Graphs below cummulate all three statistics: support, confidence and lift.
plot(rules_apriori)
plot(rules_apriori, measure=c("support","lift"), shading="confidence")
## To reduce overplotting, jitter is added! Use jitter = 0 to prevent jitter.
As shown on the graph the higher the lift the higher the confidendce of a given rule. Most of the rules fall into support value range of [0, 0.2]
One of the statistics made for assessing rules quality is Jaccard index. It show how likely it is for two products to appear on the same receipt.
dissim_1 <- R1_trans[,itemFrequency(R1_trans)>0.2]
d.jac.i<-dissimilarity(dissim_1, which="items")
round(d.jac.i,3)
## Beer Breakfast Burger Cold drinks Hot drinks
## Breakfast 0.993
## Burger 0.716 0.999
## Cold drinks 0.859 0.979 0.768
## Hot drinks 0.933 0.518 0.897 0.890
## Pizza 0.799 0.998 0.841 0.818 0.913
As we can see from the results two items that appear togheter ultimately rarely is Beer and Breakfast.
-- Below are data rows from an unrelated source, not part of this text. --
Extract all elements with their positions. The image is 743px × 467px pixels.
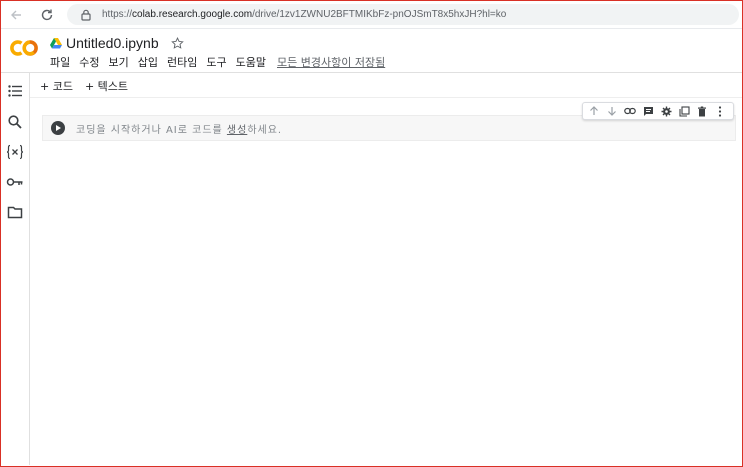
colab-logo[interactable] bbox=[9, 38, 39, 58]
reload-icon[interactable] bbox=[37, 5, 57, 25]
menu-file[interactable]: 파일 bbox=[50, 54, 70, 70]
table-of-contents-icon[interactable] bbox=[6, 82, 24, 100]
more-options-icon[interactable] bbox=[711, 103, 729, 119]
placeholder-text: 코딩을 시작하거나 AI로 코드를 bbox=[76, 125, 227, 136]
cell-placeholder: 코딩을 시작하거나 AI로 코드를 생성하세요. bbox=[76, 121, 282, 136]
address-bar[interactable]: https://colab.research.google.com/drive/… bbox=[67, 4, 739, 25]
link-icon[interactable] bbox=[621, 103, 639, 119]
secrets-key-icon[interactable] bbox=[6, 173, 24, 191]
menu-bar: 파일 수정 보기 삽입 런타임 도구 도움말 모든 변경사항이 저장됨 bbox=[50, 54, 385, 70]
url-prefix: https:// bbox=[102, 9, 133, 20]
move-up-icon[interactable] bbox=[585, 103, 603, 119]
lock-icon bbox=[79, 7, 93, 21]
menu-help[interactable]: 도움말 bbox=[236, 54, 266, 70]
menu-view[interactable]: 보기 bbox=[109, 54, 129, 70]
generate-link[interactable]: 생성 bbox=[227, 125, 247, 136]
variables-icon[interactable] bbox=[6, 143, 24, 161]
back-icon[interactable] bbox=[6, 5, 26, 25]
folder-icon[interactable] bbox=[6, 203, 24, 221]
placeholder-text-end: 하세요. bbox=[247, 125, 283, 136]
settings-gear-icon[interactable] bbox=[657, 103, 675, 119]
menu-edit[interactable]: 수정 bbox=[79, 54, 99, 70]
left-sidebar bbox=[1, 73, 30, 465]
insert-toolbar: + 코드 + 텍스트 bbox=[40, 78, 140, 94]
mirror-cell-icon[interactable] bbox=[675, 103, 693, 119]
url-path: /drive/1zv1ZWNU2BFTMIKbFz-pnOJSmT8x5hxJH… bbox=[252, 9, 507, 20]
google-drive-icon bbox=[50, 37, 62, 48]
add-text-button[interactable]: + 텍스트 bbox=[85, 78, 128, 94]
menu-insert[interactable]: 삽입 bbox=[138, 54, 158, 70]
header-divider bbox=[1, 72, 742, 73]
play-icon bbox=[56, 125, 61, 131]
url-text: https://colab.research.google.com/drive/… bbox=[102, 7, 506, 22]
browser-toolbar: https://colab.research.google.com/drive/… bbox=[1, 1, 742, 29]
cell-toolbar bbox=[582, 102, 734, 120]
toolbar-divider bbox=[30, 97, 742, 98]
notebook-title[interactable]: Untitled0.ipynb bbox=[66, 35, 159, 51]
notebook-title-row: Untitled0.ipynb bbox=[50, 34, 184, 52]
move-down-icon[interactable] bbox=[603, 103, 621, 119]
search-icon[interactable] bbox=[6, 113, 24, 131]
delete-icon[interactable] bbox=[693, 103, 711, 119]
menu-runtime[interactable]: 런타임 bbox=[167, 54, 197, 70]
add-code-button[interactable]: + 코드 bbox=[40, 78, 73, 94]
window-border bbox=[0, 0, 743, 467]
run-cell-button[interactable] bbox=[51, 121, 65, 135]
save-status-link[interactable]: 모든 변경사항이 저장됨 bbox=[277, 54, 385, 70]
comment-icon[interactable] bbox=[639, 103, 657, 119]
menu-tools[interactable]: 도구 bbox=[206, 54, 226, 70]
star-icon[interactable] bbox=[170, 36, 184, 50]
url-host: colab.research.google.com bbox=[132, 9, 253, 20]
There is a lot to discover in restaurant data and i would recommend any bigger restaurant to use and implement such algorithms to their business. It helps with offer manipulation and flexibility. One of the main concers usually of restaurants marketing teams is how and on which product they have to implement some kind of promotion to make it most efficient. Researches like this one help to achieve such goals.